Padiglione 3, Stand B79

Anteprima VIP
giovedì 3 aprile, ore 11-18
Vernissage
giovedì 3 aprile, ore 18-21
Apertura al pubblico
venerdì 4 aprile, ore 11.30-20
sabato 5 aprile, ore 11.30-20
domenica 6 aprile, ore 11-19

A arte Invernizzi presenta in occasione di Miart 2025 un percorso espositivo con opere significative di artisti dell’arte contemporanea italiana ed internazionale di diverse generazioni rappresentati dalla galleria, creando un dialogo-confronto tra loro.

Nella parete centrale dello stand viene presentata l’opera Neons 3 D 65° 90° 25°, di François Morellet, esposta in occasione dei trent’anni della galleria nel 2024. Il lavoro si relaziona con due opere in ferro caratterizzate dalla struttura della griglia, elemento primario della ricerca artistica di Morellet.

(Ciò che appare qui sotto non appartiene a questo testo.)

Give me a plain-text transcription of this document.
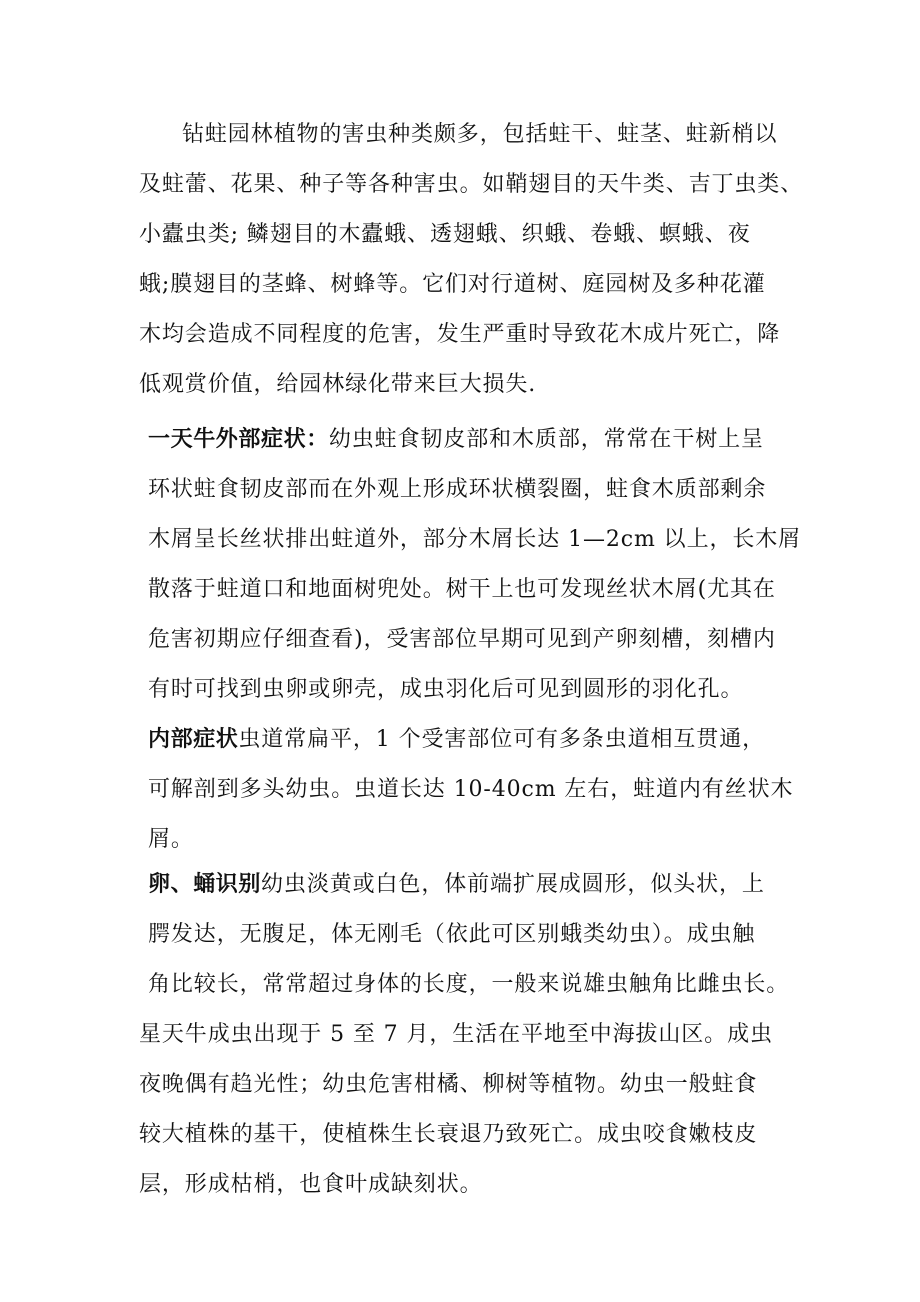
钻蛀园林植物的害虫种类颇多，包括蛀干、蛀茎、蛀新梢以
及蛀蕾、花果、种子等各种害虫。如鞘翅目的天牛类、吉丁虫类、
小蠹虫类; 鳞翅目的木蠹蛾、透翅蛾、织蛾、卷蛾、螟蛾、夜
蛾;膜翅目的茎蜂、树蜂等。它们对行道树、庭园树及多种花灌
木均会造成不同程度的危害，发生严重时导致花木成片死亡，降
低观赏价值，给园林绿化带来巨大损失.
一天牛外部症状：幼虫蛀食韧皮部和木质部，常常在干树上呈
环状蛀食韧皮部而在外观上形成环状横裂圈，蛀食木质部剩余
木屑呈长丝状排出蛀道外，部分木屑长达 1—2cm 以上，长木屑
散落于蛀道口和地面树兜处。树干上也可发现丝状木屑(尤其在
危害初期应仔细查看)，受害部位早期可见到产卵刻槽，刻槽内
有时可找到虫卵或卵壳，成虫羽化后可见到圆形的羽化孔。
内部症状虫道常扁平，1 个受害部位可有多条虫道相互贯通，
可解剖到多头幼虫。虫道长达 10-40cm 左右，蛀道内有丝状木
屑。
卵、蛹识别幼虫淡黄或白色，体前端扩展成圆形，似头状，上
腭发达，无腹足，体无刚毛（依此可区别蛾类幼虫）。成虫触
角比较长，常常超过身体的长度，一般来说雄虫触角比雌虫长。
星天牛成虫出现于 5 至 7 月，生活在平地至中海拔山区。成虫
夜晚偶有趋光性；幼虫危害柑橘、柳树等植物。幼虫一般蛀食
较大植株的基干，使植株生长衰退乃致死亡。成虫咬食嫩枝皮
层，形成枯梢，也食叶成缺刻状。
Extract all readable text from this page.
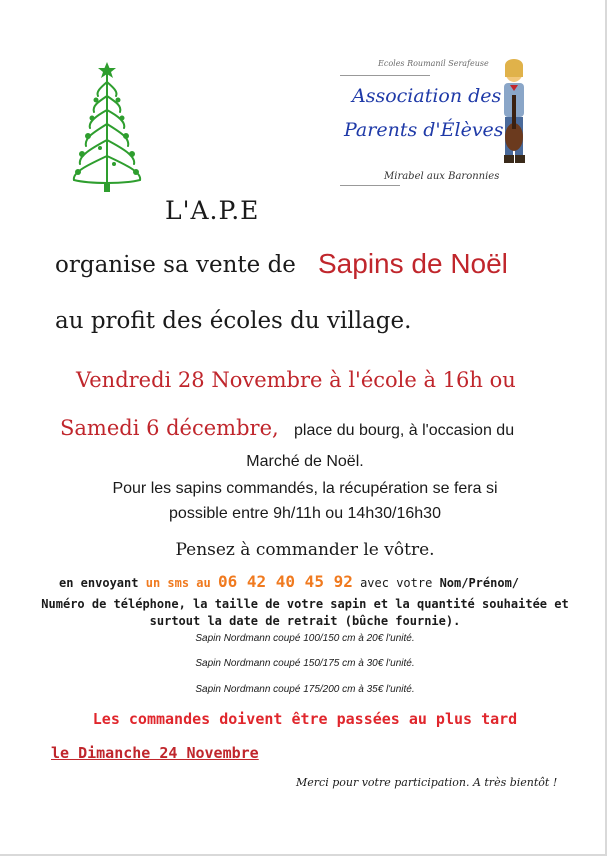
Ecoles Roumanil Serafeuse
Association des
Parents d'Élèves
Mirabel aux Baronnies
L'A.P.E
organise sa vente de Sapins de Noël
au profit des écoles du village.
Vendredi 28 Novembre à l'école à 16h ou
Samedi 6 décembre, place du bourg, à l'occasion du
Marché de Noël.
Pour les sapins commandés, la récupération se fera si
possible entre 9h/11h ou 14h30/16h30
Pensez à commander le vôtre.
en envoyant un sms au 06 42 40 45 92 avec votre Nom/Prénom/
Numéro de téléphone, la taille de votre sapin et la quantité souhaitée et
surtout la date de retrait (bûche fournie).
Sapin Nordmann coupé 100/150 cm à 20€ l'unité.
Sapin Nordmann coupé 150/175 cm à 30€ l'unité.
Sapin Nordmann coupé 175/200 cm à 35€ l'unité.
Les commandes doivent être passées au plus tard
le Dimanche 24 Novembre
Merci pour votre participation. A très bientôt !
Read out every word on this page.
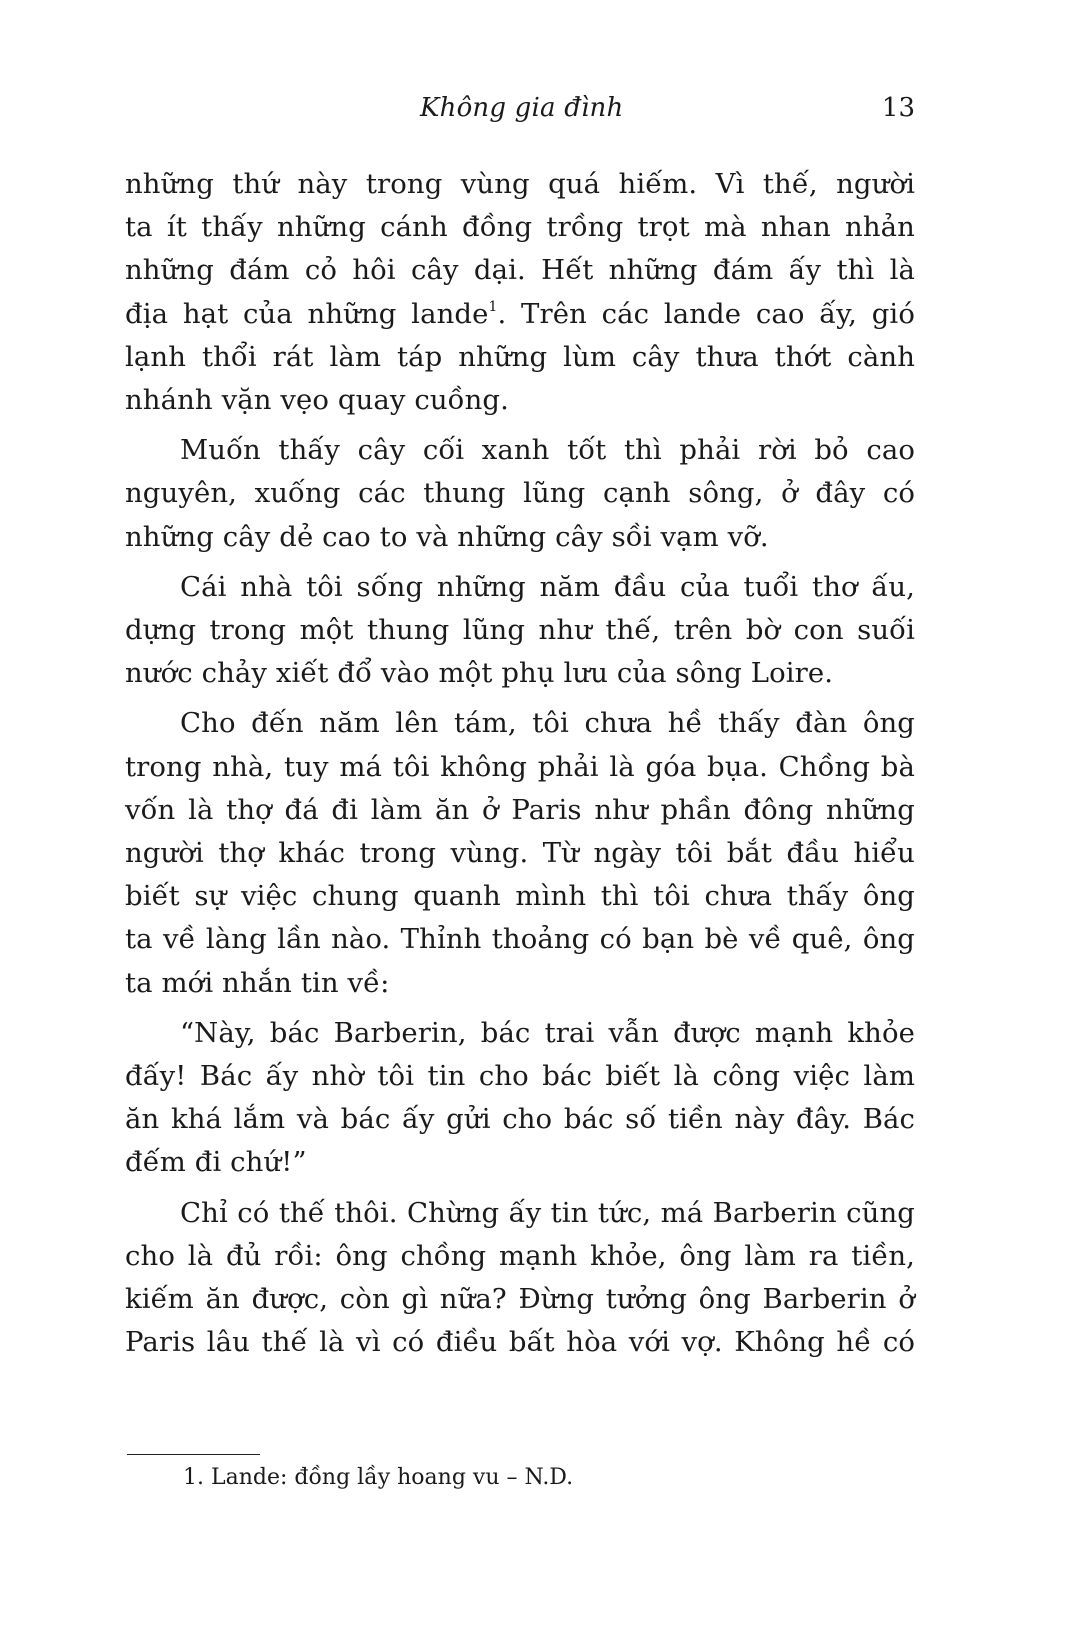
Không gia đình	13

những thứ này trong vùng quá hiếm. Vì thế, người
ta ít thấy những cánh đồng trồng trọt mà nhan nhản
những đám cỏ hôi cây dại. Hết những đám ấy thì là
địa hạt của những lande$^1$. Trên các lande cao ấy, gió
lạnh thổi rát làm táp những lùm cây thưa thớt cành
nhánh vặn vẹo quay cuồng.

Muốn thấy cây cối xanh tốt thì phải rời bỏ cao
nguyên, xuống các thung lũng cạnh sông, ở đây có
những cây dẻ cao to và những cây sồi vạm vỡ.

Cái nhà tôi sống những năm đầu của tuổi thơ ấu,
dựng trong một thung lũng như thế, trên bờ con suối
nước chảy xiết đổ vào một phụ lưu của sông Loire.

Cho đến năm lên tám, tôi chưa hề thấy đàn ông
trong nhà, tuy má tôi không phải là góa bụa. Chồng bà
vốn là thợ đá đi làm ăn ở Paris như phần đông những
người thợ khác trong vùng. Từ ngày tôi bắt đầu hiểu
biết sự việc chung quanh mình thì tôi chưa thấy ông
ta về làng lần nào. Thỉnh thoảng có bạn bè về quê, ông
ta mới nhắn tin về:

“Này, bác Barberin, bác trai vẫn được mạnh khỏe
đấy! Bác ấy nhờ tôi tin cho bác biết là công việc làm
ăn khá lắm và bác ấy gửi cho bác số tiền này đây. Bác
đếm đi chứ!”

Chỉ có thế thôi. Chừng ấy tin tức, má Barberin cũng
cho là đủ rồi: ông chồng mạnh khỏe, ông làm ra tiền,
kiếm ăn được, còn gì nữa? Đừng tưởng ông Barberin ở
Paris lâu thế là vì có điều bất hòa với vợ. Không hề có

1. Lande: đồng lầy hoang vu – N.D.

Nella parete di destra vengono presentate le due modalità di esposizione dei “libri” di Francesco Candeloro, nella versione chiusa e aperta, dove i fogli colorati, nei quali sono tracciate delle fessure sagomate che possono essere definite come “occhi”, sono disposti in giochi combinatori che tengono conto delle geometrie dei supporti e delle colorazioni prodotte dai “filtri” di acetato sovrapposti.
Accanto ad essi l’opera 4 Vertical parts di Alan Charlton mette in luce una ripetizione e allo stesso tempo un costante ripensamento dell’elemento monocromo grigio, scelto e utilizzato dall’artista come unico colore. La ripetizione della forma genera un ritmo interno all’opera, dettato dall’alternanza tra pieno e vuoto. Da un centro vuoto si diparte l’energia della pittura di Coffee Rings (2023) di Philippe Decrauzat, pensata come ripetizione modulare di motivi “optical”, dinamizzanti, e costituita da tre anelli concentrici, cromaticamente definiti proprio con l’uso di caffè.

Nella parete di sinistra sono presentate opere di Rodolfo Aricò tra cui Cenere definita dall’artista un trapezio di un grigio “un po’ ottuso” che “quando vibrerà sembrerà di mille colori sovrapposti”. Questi lavori dialogano con le superfici vibranti di Günter Umberg, i cui monocromi sono il risultato di diverse stratificazioni di pigmenti colorati stesi sulle tavole di legno, e con il Senza titolo di Riccardo De Marchi, che grazie all’uso della foratura crea una continua contrapposizione tra presenza e assenza, attivando diverse possibilità di visione anche in virtù del materiale usato. Il ritmo interno alle opere di De Marchi si ritrova anche nei lavori di Niele Toroni e David Tremlett. Il primo per la reiterazione costante del medesimo segno, il secondo per la ritmica alternanza di equilibri tra le forme geometriche che lo compongono e la modulazione tonale delle cromie scelte. Le forme sono create come parti dialoganti all’interno di una costruzione, che per Tremlett è spesso generata da reminiscenze di paesaggi, memorie di viaggi o segni di intense riflessioni sulla natura dei luoghi visitati.

Sulla parete esterna dello stand le opere di Gianni Asdrubali, in quanto interattive, si relazionano con l’ambiente circostante, rafforzandosi a vicenda e creando un’esplosione energetica in cui il colore e la loro disposizione nello spazio espositivo generano visioni dinamiche e vibranti. Accanto, il lavoro di Nelio Sonego, appartenente al ciclo degli “Orizzontaleverticale”, attraverso il gesto ripetuto ma sempre diverso indaga le possibili variazioni delle linee all’interno della tela, che si apre e si espande nell’ambiente circostante.